South Pool is a village, parish and former manor in South Devon, England. It is situated 3 1/2 miles south-east of the town of Kingsbridge and  2 1/2 miles north-east of Salcombe. It is administered by the South Hams local authority. Historically it formed part of Coleridge Hundred. It falls within Woodleigh Deanery for ecclesiastical purposes.  
The village is in an area of outstanding natural beauty at the head of South Pool creek.

Population
The population was 412 in 1801 and 296 in 1901.  In 1641/2 96 adult males signed the Protestation returns.

Village
The parish church is dedicated to  St Nicholas and St Cyriac.
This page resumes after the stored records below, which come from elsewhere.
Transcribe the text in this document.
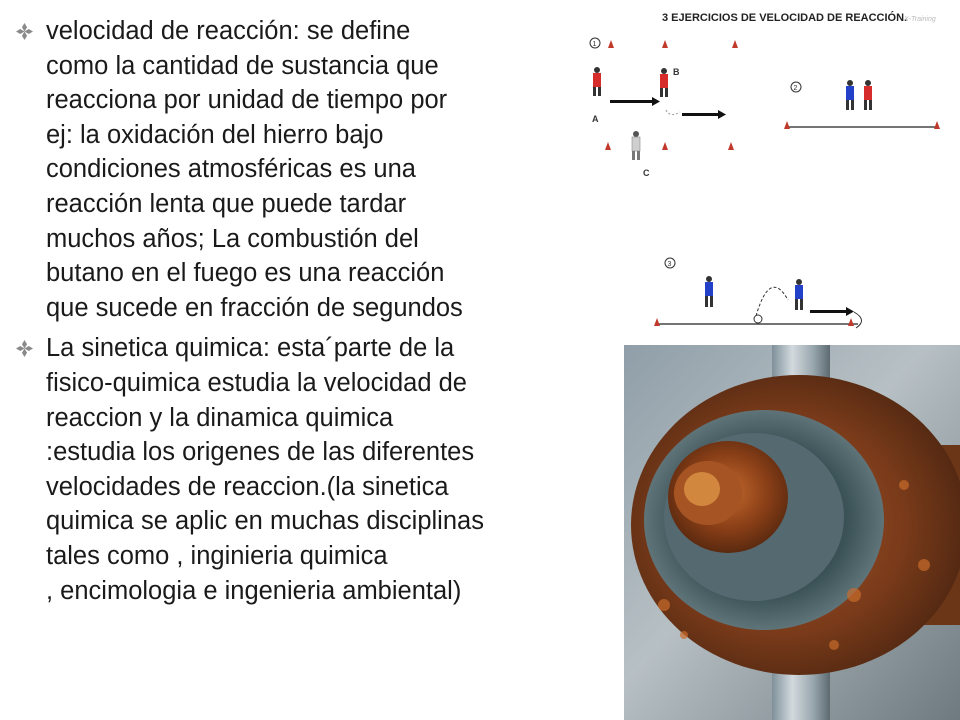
velocidad de reacción: se define
como la cantidad de sustancia que
reacciona por unidad de tiempo por
ej: la oxidación del hierro bajo
condiciones atmosféricas es una
reacción lenta que puede tardar
muchos años; La combustión del
butano en el fuego es una reacción
que sucede en fracción de segundos
La sinetica quimica: esta´parte de la
fisico-quimica estudia la velocidad de
reaccion y la dinamica quimica
:estudia los origenes de las diferentes
velocidades de reaccion.(la sinetica
quimica se aplic en muchas disciplinas
tales como , inginieria quimica
, encimologia e ingenieria ambiental)
3 EJERCICIOS DE VELOCIDAD DE REACCIÓN.
X-Training
1
A
B
C
2
3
The public house is called The Millbrook Inn.

Transport
The nearest transport links are at Frogmore (service 3 between Plymouth and Dartmouth), Kingsbridge (service 164 to Totnes, service 606 to Salcolmbe) and Totnes (train services to/from London Paddington/Plymouth/Penzance/Bristol/Birmingham and the north). Kingsbridge is the nearest town and has a wide selection of shops, including two supermarkets (Morrisons and Tesco).

Local places of interest
Local places of interest are Dartmouth, Salcombe harbour and the creeks towards Kingsbridge and South Pool, the coast path between Bolt Tail, Bolt Head, Prawle Point, Start Point. Salcombe is renowned for sailing, racing taking place regularly, plus a summer regatta. There are many pleasant beaches along this section of the coast path. Slapton Lea near Torcross is a nature reserve. The Start Bay Inn at Torcross is well-known for fish and chips. Other pubs in the area are The Globe Inn (Frogmore), Ashburton Arms (West Charleton), The Pigs Nose (East Prawle), The Cricket Inn (Beesands), The Tradesman Arms (Stokenham).

Southpool was rated as among the "20 most beautiful villages in the UK and Ireland" by Condé Nast Traveler in 2020.

Historic estates
The parish contains various historic estates including:

Scoble (anciently Scobbahull), about 1 mile west of the village, anciently the seat of the de Scobbahull (alias Scobhill, Scobhul, Scobbhull, etc.,) family, whose heir was the Speccot family, of Speccot in the parish of Merton, Devon.

Notable people
 Leonard Darr MP. Resident from 1602 until his death in March 1615.